Covid Cafe: Learning to Love Lockdown Sourdough

Hello, chefs. Ours is the Family Ferment, apparently. Good for the belly, good for the brain. Frank Lipman, MD, includes fermented foods on his excellent list of 30 Ways To Boost Immunity Right Now

Another in our series of splendid nephews is here today. Marc, who's found the pandemic lockdown an ideal time to focus on sourdough...

Marc writes: The sourdough starter had been going for about a week, and following the advice of Sandor Ellix Katz in his brilliant The Art of Fermentation, he recommends discarding a portion of the starter and feeding it fresh flour/water. Rather than tossing that part of the starter he suggests making sourdough pancakes. So, here we are.

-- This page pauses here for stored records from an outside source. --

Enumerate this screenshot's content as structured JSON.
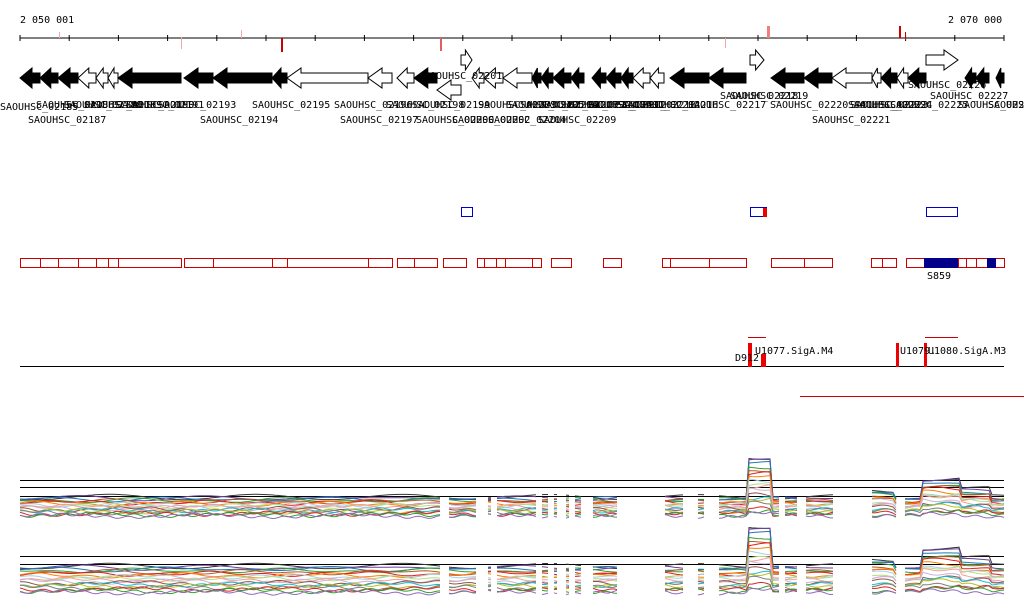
{
  "coordinates": {
    "start_label": "2 050 001",
    "end_label": "2 070 000"
  },
  "colors": {
    "feature_outline": "#cc0000",
    "forward_box": "#0000cc",
    "filled_block": "#000088",
    "red_mark": "#ee0000",
    "pink_mark": "#f2a6a6",
    "text": "#000000"
  },
  "genes": [
    {
      "label": "SAOUHSC_02185",
      "strand": "-",
      "filled": true
    },
    {
      "label": "SAOUHSC_02186",
      "strand": "-",
      "filled": true
    },
    {
      "label": "SAOUHSC_02187",
      "strand": "-",
      "filled": true
    },
    {
      "label": "SAOUHSC_02188",
      "strand": "-",
      "filled": false
    },
    {
      "label": "SAOUHSC_02189",
      "strand": "-",
      "filled": false
    },
    {
      "label": "SAOUHSC_02190",
      "strand": "-",
      "filled": false
    },
    {
      "label": "SAOUHSC_02191",
      "strand": "-",
      "filled": true
    },
    {
      "label": "SAOUHSC_02193",
      "strand": "-",
      "filled": true
    },
    {
      "label": "SAOUHSC_02194",
      "strand": "-",
      "filled": true
    },
    {
      "label": "SAOUHSC_02195",
      "strand": "-",
      "filled": true
    },
    {
      "label": "SAOUHSC_02196",
      "strand": "-",
      "filled": false
    },
    {
      "label": "SAOUHSC_02197",
      "strand": "-",
      "filled": false
    },
    {
      "label": "SAOUHSC_02198",
      "strand": "-",
      "filled": false
    },
    {
      "label": "SAOUHSC_02199",
      "strand": "-",
      "filled": true
    },
    {
      "label": "SAOUHSC_02200",
      "strand": "-",
      "filled": false
    },
    {
      "label": "SAOUHSC_02201",
      "strand": "+",
      "filled": false
    },
    {
      "label": "SAOUHSC_02202",
      "strand": "-",
      "filled": false
    },
    {
      "label": "SAOUHSC_02203",
      "strand": "-",
      "filled": false
    },
    {
      "label": "SAOUHSC_02204",
      "strand": "-",
      "filled": false
    },
    {
      "label": "SAOUHSC_02205",
      "strand": "-",
      "filled": true
    },
    {
      "label": "SAOUHSC_02206",
      "strand": "-",
      "filled": true
    },
    {
      "label": "SAOUHSC_02207",
      "strand": "-",
      "filled": true
    },
    {
      "label": "SAOUHSC_02209",
      "strand": "-",
      "filled": true
    },
    {
      "label": "SAOUHSC_02210",
      "strand": "-",
      "filled": true
    },
    {
      "label": "SAOUHSC_02211",
      "strand": "-",
      "filled": true
    },
    {
      "label": "SAOUHSC_02212",
      "strand": "-",
      "filled": true
    },
    {
      "label": "SAOUHSC_02213",
      "strand": "-",
      "filled": false
    },
    {
      "label": "SAOUHSC_02214",
      "strand": "-",
      "filled": false
    },
    {
      "label": "SAOUHSC_02216",
      "strand": "-",
      "filled": true
    },
    {
      "label": "SAOUHSC_02217",
      "strand": "-",
      "filled": true
    },
    {
      "label": "SAOUHSC_02218",
      "strand": "+",
      "filled": false
    },
    {
      "label": "SAOUHSC_02219",
      "strand": "-",
      "filled": true
    },
    {
      "label": "SAOUHSC_02220",
      "strand": "-",
      "filled": true
    },
    {
      "label": "SAOUHSC_02221",
      "strand": "-",
      "filled": false
    },
    {
      "label": "SAOUHSC_02222",
      "strand": "-",
      "filled": false
    },
    {
      "label": "SAOUHSC_02223",
      "strand": "-",
      "filled": true
    },
    {
      "label": "SAOUHSC_02224",
      "strand": "-",
      "filled": false
    },
    {
      "label": "SAOUHSC_02225",
      "strand": "-",
      "filled": true
    },
    {
      "label": "SAOUHSC_02226",
      "strand": "+",
      "filled": false
    },
    {
      "label": "SAOUHSC_02227",
      "strand": "-",
      "filled": true
    },
    {
      "label": "SAOUHSC_02228",
      "strand": "-",
      "filled": true
    },
    {
      "label": "SAOUHSC_02229",
      "strand": "-",
      "filled": true
    }
  ],
  "feature_labels": {
    "s859": "S859",
    "d912": "D912",
    "u1077": "U1077.SigA.M4",
    "u1079": "U1079.",
    "u1080": "U1080.SigA.M3"
  }
}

Sourdough savory pancakes 
with shaved sweet potatoes, diced onions and garlic, rosemary, and thyme 

I grated sweet potatoes, chopped some onions and garlic, and took a pinch of dried rosemary and thyme, working with what we have on hand as I'm sure we all are. 

I lightly browned these in some olive oil with a little salt and pepper and then added them to the discarded portion of the sourdough starter. 

Put a pan on high heat, switching to coconut oil for the pancake frying.  We'd done a few trials in the days before. Based on the advice of my trusty focus group/quarantine partner Leah, we spread the batter thinner to get a more evenly crisp finish to the cake. Previously it had turned out a bit doughy in the center. 

Can we get a crispy close-up?

And, I think I nailed it this time! Cooked for roughly three minutes on a side and it was ready to be plated alongside a salad of mixed greens with beets, red peppers, and avocado, with a simple oil/vinegar dressing. It was a terrific meal and a fun step in our journey of learning the sourdough starter.
(Fun and delicious, we're guessing. Thanks, Marc, for sending this along.)

There are fewer introductions
In plague years,
Hands held back, jocularity
No longer bellicose,
Even among men.
Breathing’s generally wary,
Labored, as they say, when
The end is at hand.
But this is the everyday intake
Of   the imperceptible life force,
Willed now, slow —
Well, just cautious
In inhabited air.
As for ongoing dialogue,
No longer an exuberant plosive
To make a point,
But a new squirreling of air space,
A new sense of  boundary.
Genghis Khan said the hand
Is the first thing one man gives
To another. Not in this war.
A gesture of  limited distance
Now suffices, a nod,
A minor smile or a hand
Slightly raised,
Not in search of   its counterpart,
Just a warning within
The acknowledgment to stand back.
Each beautiful stranger a barbarian
Breathing on the other side of the gate.